Answer
(a) $x=2+t,y=4-t,z=6+3t$
(b) $(0,6,0)$, $(6,0,18)$, $(0,6,0)$.
Work Step by Step
(a) Equation of the line is given by $r=r_0+tv$
$r_0=(2,4,6)$ and $v= \lt 1,-1,3 \gt$
Parametric equations are defined by:
$x=x_0+at$, $y=y_0=bt$ and $z=z_0+ct$
Thus, the parametric equations are:
$x=2+t,y=4-t,z=6+3t$
(b) From part (a), we have
$x=2+t,y=4-t,z=6+3t$
For the intersection with the $xy-plane$, set $z=0$ and solve for $x$ and $y$.
Therefore, the point of intersection with the $xy-plane$ is $(0,6,0)$.
For the intersection with the $xz-plane$, set $y=0$ and solve for $x$ and $z$.

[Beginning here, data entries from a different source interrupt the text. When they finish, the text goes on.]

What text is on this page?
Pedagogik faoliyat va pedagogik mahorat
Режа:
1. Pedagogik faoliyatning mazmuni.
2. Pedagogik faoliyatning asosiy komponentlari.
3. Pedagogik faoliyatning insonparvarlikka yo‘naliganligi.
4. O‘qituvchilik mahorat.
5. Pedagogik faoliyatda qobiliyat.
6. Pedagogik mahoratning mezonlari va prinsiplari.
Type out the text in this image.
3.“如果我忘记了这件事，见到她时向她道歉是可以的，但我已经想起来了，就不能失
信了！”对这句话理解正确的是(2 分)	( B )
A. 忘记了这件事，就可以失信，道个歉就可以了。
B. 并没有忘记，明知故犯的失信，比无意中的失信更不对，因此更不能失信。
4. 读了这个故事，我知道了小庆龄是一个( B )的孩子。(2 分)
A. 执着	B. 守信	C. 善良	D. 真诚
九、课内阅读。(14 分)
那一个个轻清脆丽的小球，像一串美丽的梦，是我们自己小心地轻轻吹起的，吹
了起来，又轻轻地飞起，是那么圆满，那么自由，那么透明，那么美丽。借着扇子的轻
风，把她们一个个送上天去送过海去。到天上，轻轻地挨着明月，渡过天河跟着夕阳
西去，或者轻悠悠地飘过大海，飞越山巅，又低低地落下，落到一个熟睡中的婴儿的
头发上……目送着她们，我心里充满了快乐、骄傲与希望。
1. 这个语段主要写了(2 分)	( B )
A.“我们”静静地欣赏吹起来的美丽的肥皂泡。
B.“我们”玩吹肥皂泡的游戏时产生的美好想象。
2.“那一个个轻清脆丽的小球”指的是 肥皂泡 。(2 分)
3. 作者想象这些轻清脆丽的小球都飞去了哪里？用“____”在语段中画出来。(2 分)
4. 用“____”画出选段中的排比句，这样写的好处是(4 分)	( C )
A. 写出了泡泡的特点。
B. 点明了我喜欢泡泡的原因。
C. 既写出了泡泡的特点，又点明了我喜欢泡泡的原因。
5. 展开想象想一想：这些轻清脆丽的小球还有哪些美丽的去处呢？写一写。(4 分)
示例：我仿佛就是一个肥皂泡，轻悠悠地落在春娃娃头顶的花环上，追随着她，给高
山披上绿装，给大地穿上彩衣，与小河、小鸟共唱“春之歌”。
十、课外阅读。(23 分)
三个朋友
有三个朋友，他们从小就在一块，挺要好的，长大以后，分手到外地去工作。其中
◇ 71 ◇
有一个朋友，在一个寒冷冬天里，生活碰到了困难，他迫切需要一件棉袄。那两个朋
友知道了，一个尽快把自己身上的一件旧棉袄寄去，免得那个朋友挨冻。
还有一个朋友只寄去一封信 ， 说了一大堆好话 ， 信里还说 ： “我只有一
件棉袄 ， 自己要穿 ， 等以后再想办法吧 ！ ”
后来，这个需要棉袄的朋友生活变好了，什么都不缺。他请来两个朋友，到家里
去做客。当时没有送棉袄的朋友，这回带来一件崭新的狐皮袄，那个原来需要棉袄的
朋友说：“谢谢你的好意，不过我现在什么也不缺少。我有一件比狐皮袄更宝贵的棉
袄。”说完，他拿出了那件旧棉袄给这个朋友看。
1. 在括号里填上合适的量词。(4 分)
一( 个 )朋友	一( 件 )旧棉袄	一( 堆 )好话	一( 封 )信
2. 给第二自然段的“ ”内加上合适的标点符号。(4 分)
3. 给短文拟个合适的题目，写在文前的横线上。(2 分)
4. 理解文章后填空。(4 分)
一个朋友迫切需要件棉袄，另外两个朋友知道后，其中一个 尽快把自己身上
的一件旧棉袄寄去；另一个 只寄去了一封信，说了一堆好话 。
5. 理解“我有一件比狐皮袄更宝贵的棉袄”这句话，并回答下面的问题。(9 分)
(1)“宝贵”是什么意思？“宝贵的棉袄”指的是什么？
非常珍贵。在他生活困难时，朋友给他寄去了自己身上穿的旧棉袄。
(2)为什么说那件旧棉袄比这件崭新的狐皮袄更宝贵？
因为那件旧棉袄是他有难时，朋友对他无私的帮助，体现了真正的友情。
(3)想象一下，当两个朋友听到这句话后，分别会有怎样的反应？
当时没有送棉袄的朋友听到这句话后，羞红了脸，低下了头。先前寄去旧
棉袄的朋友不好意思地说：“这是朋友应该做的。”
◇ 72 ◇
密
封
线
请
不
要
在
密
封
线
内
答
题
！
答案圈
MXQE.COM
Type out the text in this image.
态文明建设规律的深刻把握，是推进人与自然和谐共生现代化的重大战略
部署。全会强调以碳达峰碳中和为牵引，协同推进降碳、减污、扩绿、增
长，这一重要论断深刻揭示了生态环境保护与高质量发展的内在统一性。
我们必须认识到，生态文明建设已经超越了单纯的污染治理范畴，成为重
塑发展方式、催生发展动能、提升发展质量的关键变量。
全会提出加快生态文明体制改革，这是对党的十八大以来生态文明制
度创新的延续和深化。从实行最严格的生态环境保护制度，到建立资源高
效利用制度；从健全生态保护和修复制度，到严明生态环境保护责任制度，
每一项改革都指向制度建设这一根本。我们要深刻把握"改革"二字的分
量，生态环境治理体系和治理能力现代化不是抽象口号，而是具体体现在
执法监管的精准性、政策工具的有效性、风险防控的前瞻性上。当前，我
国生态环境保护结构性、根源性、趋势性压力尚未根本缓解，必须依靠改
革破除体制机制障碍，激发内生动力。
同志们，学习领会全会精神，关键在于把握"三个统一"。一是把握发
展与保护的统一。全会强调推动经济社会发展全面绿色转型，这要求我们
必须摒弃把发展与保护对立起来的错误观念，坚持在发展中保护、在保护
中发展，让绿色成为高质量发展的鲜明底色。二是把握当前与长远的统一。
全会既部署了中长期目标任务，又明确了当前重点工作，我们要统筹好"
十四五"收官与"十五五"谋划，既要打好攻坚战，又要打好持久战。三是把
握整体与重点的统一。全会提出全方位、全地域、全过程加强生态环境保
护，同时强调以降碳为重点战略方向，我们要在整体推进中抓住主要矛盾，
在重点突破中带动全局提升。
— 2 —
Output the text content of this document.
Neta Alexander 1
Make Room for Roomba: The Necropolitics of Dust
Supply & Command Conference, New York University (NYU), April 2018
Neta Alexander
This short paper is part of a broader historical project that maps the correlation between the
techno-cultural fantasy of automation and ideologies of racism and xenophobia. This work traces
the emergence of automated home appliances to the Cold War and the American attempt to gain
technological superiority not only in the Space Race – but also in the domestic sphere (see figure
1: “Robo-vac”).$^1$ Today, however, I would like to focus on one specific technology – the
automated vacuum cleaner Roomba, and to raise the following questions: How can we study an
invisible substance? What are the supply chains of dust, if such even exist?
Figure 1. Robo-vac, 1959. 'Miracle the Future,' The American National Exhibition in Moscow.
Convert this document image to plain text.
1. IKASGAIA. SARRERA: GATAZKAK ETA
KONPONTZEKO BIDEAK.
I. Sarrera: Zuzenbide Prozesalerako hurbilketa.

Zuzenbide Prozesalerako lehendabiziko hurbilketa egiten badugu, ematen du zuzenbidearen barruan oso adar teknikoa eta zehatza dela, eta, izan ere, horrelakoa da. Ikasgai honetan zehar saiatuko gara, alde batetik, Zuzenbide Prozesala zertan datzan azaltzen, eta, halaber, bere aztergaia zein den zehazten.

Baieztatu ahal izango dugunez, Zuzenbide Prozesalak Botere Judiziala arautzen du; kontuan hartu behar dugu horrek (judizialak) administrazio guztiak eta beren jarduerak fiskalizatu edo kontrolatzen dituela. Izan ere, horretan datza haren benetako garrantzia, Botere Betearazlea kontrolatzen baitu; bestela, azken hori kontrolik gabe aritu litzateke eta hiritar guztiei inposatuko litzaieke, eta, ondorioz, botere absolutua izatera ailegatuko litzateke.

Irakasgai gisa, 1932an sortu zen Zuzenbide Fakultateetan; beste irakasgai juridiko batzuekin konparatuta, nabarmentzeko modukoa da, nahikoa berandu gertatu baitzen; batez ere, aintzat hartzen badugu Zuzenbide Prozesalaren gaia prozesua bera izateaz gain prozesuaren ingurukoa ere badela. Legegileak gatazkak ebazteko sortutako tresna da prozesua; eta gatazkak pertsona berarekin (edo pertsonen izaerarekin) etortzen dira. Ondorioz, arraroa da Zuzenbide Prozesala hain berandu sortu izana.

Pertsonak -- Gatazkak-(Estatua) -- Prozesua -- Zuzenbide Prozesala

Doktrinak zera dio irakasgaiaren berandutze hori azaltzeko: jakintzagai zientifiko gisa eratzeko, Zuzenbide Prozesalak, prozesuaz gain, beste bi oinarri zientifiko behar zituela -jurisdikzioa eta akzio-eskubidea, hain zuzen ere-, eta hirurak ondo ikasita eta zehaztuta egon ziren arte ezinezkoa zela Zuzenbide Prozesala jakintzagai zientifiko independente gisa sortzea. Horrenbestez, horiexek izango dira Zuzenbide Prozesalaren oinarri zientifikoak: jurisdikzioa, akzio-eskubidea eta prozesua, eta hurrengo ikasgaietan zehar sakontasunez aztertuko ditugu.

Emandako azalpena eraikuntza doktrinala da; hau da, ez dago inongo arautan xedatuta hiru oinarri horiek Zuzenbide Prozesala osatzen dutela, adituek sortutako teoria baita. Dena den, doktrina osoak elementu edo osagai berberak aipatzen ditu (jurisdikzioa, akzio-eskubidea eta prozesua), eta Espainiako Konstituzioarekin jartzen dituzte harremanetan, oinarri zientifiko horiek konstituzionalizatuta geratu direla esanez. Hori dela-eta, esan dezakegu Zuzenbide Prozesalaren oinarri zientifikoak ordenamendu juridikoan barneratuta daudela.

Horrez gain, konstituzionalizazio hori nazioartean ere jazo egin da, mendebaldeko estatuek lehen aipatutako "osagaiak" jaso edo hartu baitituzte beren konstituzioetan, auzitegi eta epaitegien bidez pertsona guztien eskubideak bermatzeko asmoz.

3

Therefore, the point of intersection with the $xz-plane$ is $(6,0,18)$
For the intersection with the $yz-plane$, set $x=0$ and solve for $y$ and $z$.
Therefore, the point of intersection with the $yz-plane$ is $(0,6,0)$.
Hence, $(0,6,0)$, $(6,0,18)$, $(0,6,0)$.